Sissi’s office, though, said he visited El Alamein Military Museum with some of the dignitaries, and gave a speech commemorating the battle and stressing the Middle East “is facing unprecedented crises.”

A picture taken on October 21, 2017 shows members of the Egyptian security forces resting on the top of an armoured vehicle (APCs) parked on the desert road towards the Bahariya oasis in Egypt’s Western desert, about 135 kilometers (83 miles) southwest of Giza. (AFP PHOTO / MOHAMED EL-SHAHED)

Since the army in 2013 removed elected Islamist president Mohamed Morsi of the Muslim Brotherhood, extremist groups have increased their attacks on the military and police.

Condemnations of the latest attack came in from the Middle East and Europe, with France — where Sissi is due to visit next week — pledging solidarity after the losses for Egypt’s security force in “the fight against terrorism.”

The Muslim Brotherhood, once Egypt’s largest opposition movement, has long denied involvement in the attacks on the authorities.
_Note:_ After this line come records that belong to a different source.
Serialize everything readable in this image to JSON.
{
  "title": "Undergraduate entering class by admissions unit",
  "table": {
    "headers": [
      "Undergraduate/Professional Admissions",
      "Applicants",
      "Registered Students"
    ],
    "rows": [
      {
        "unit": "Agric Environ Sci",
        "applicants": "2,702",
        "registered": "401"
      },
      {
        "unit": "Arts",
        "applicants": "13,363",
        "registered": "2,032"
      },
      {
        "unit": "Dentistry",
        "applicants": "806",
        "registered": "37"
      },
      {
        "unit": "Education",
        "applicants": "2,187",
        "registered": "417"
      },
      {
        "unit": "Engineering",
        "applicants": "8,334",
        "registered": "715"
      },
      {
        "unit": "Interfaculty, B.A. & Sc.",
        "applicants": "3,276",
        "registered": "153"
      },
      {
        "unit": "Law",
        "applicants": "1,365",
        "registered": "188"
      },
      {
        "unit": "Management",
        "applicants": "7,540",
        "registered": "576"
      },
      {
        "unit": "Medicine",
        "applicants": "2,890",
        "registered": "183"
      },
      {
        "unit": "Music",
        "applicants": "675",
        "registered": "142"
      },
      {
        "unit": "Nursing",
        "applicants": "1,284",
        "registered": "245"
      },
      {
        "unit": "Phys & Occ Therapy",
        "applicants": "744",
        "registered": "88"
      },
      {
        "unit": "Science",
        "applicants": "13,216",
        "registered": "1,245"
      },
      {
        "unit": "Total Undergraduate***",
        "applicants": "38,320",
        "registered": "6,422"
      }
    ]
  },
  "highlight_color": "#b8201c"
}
Morsi was elected Egypt’s first civilian president in 2012, but the army overthrew him a year later following mass protests against the Islamist’s divisive rule.

Competing wings

Since then, an extensive crackdown on the group has left it in disarray with competing wings that have disagreed on whether to resort to violence, after police bloodily suppressed their protests.

Abdel Fattah el-Sissi, president of Egypt, addresses the United Nations General Assembly at UN headquarters, September 19, 2017 in New York city.(Drew Angerer/Getty Images/AFP)

Analysts say a section of the Brotherhood has encouraged armed assaults against the police.

Hasam has claimed multiple attacks since 2016 on police, officials and judges in Cairo.

Earlier this month, Sissi extended for a second time a state of emergency first declared after bombings claimed by IS in two churches that killed at least 45 people in April.